A "for sale" sign is planted on the front lawn of the station, 222 I St., which was substantially remodeled in 1940. An entry soon to be placed in local real estate listings will post the building and an adjacent lot for sale.At a $94,000 appraised value, a buyer can come away with a two-level structure complete with fire-engine bay, sleeping quarters, a kitchen, office and a great deal of history from the days when every fire engine was painted red.
Leland Latham, who retired as a captain from the department after 30 years, comes from that era and speaks fondly of the years he spent fighting fires out of old Fire Station No. 4.
"I remember when I came up here in 1943 and we had a man here, Sam Atkinson was his name, he was an Englishman," Latham said, recalling that Atkinson was a firefighter back in the 1920s when the American Oil Co. caught fire.
"That fire started around noon on Saturday and burned all afternoon, Saturday night and it was Sunday afternoon before they got it out," Latham recounted.
Latham also remembers the fires which took the lives of some of his colleagues - the Victory Theatre and Newhouse Hotel blazes, both in 1943 - and another fireman found dead in the station's bathroom.
"He sat down on the stool and he just dropped dead," Latham said.
Latham wasn't at the station, however, in its earliest days when instead of gasoline-powered fire engines, the station's ladder and pumper engines were powered by teams of well-trained horses.
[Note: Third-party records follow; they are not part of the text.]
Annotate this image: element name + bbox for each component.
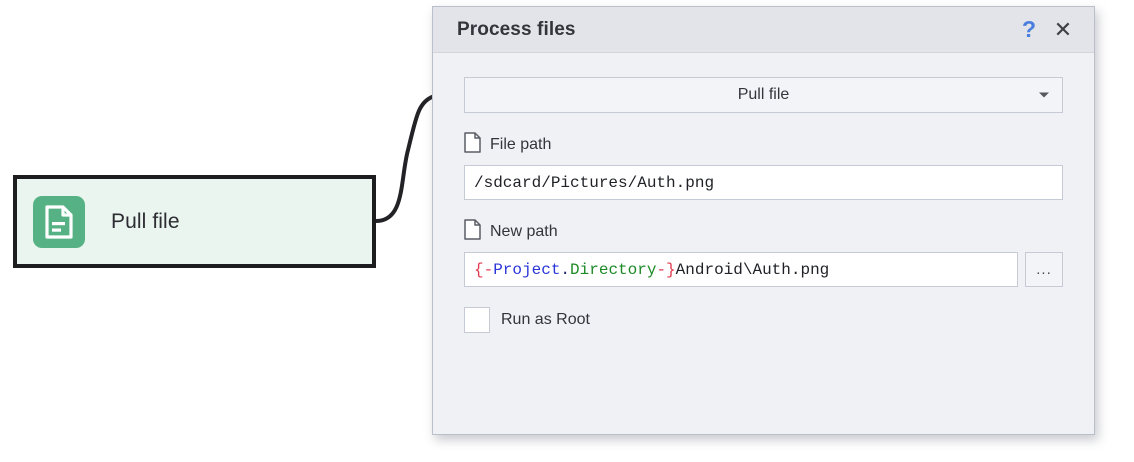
action-select[interactable]: Pull file — [464, 77, 1063, 113]
new-path-label: New path — [490, 223, 558, 240]
file-path-label: File path — [490, 136, 552, 153]
action-select-value: Pull file — [737, 86, 790, 103]
new-path-label-row: New path — [464, 219, 1063, 245]
file-path-row: /sdcard/Pictures/Auth.png — [464, 165, 1063, 200]
close-icon[interactable]: ✕ — [1053, 16, 1073, 42]
process-files-dialog: Process files ? ✕ Pull file File path — [432, 6, 1095, 435]
flow-node-label: Pull file — [111, 209, 180, 233]
new-path-row: {-Project.Directory-}Android\Auth.png ..… — [464, 252, 1063, 287]
file-document-icon — [464, 219, 481, 245]
path-token: {- — [474, 260, 494, 279]
help-icon[interactable]: ? — [1021, 16, 1037, 42]
file-path-label-row: File path — [464, 132, 1063, 158]
path-token: Directory — [570, 260, 657, 279]
path-token: . — [560, 260, 571, 279]
dialog-titlebar[interactable]: Process files ? ✕ — [433, 7, 1094, 53]
path-token: Project — [493, 260, 561, 279]
run-as-root-label: Run as Root — [501, 311, 590, 328]
new-path-input[interactable]: {-Project.Directory-}Android\Auth.png — [464, 252, 1018, 287]
file-document-icon — [464, 132, 481, 158]
flow-node-pull-file[interactable]: Pull file — [13, 175, 376, 268]
path-token: Android\Auth.png — [675, 260, 830, 279]
run-as-root-row[interactable]: Run as Root — [464, 307, 1063, 333]
path-token: -} — [656, 260, 676, 279]
dialog-body: Pull file File path /sdcard/Pictures/Aut… — [433, 53, 1094, 333]
browse-button[interactable]: ... — [1025, 252, 1063, 287]
run-as-root-checkbox[interactable] — [464, 307, 490, 333]
file-path-input[interactable]: /sdcard/Pictures/Auth.png — [464, 165, 1063, 200]
chevron-down-icon — [1039, 92, 1049, 98]
document-file-icon — [33, 195, 85, 248]
dialog-title: Process files — [457, 18, 576, 40]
"Originally, this was built in the horse and carriage days," said Lt. Robert Roberts. The station, which now only has room for a single engine, then housed both the ladder and pumper engines.
Horses were kept in wooden stalls, which now serve as the firefighter's dormitory, and were well-fed, coddled and respected, Roberts said. The beasts pulled the wagons up and down the Avenues, an area well-known for long, steep hills.
The horses, of course, are gone, replaced by modern fire engines, which themselves have outgrown No. 4.
"This is one of the only fire engines that will fit into this station," Roberts said, pointing to an engine that barely squeezes through the station's entrance.
The engine's tight fit and the growth of the city have led the city to put the old station out to pasture. Station No. 4 crews will soon move into a new facility at 830 E. 11th Ave., under much-delayed construction.
The new station was supposed to be open in December, but city officials recently fired the building's contractor for failing to adhere to a strict "fast-track" schedule.
"Things have changed," Latham admitted, saying that although the station he entered in 1943 served its purpose for decades, it is now too small.
"The new one looks like it's going to be a good one when they finish it," he said.
Younger firefighters are glad to be moving out of Station No. 4.
"After being in this closet for six years, I can't wait," said firefighter Phil Curtin.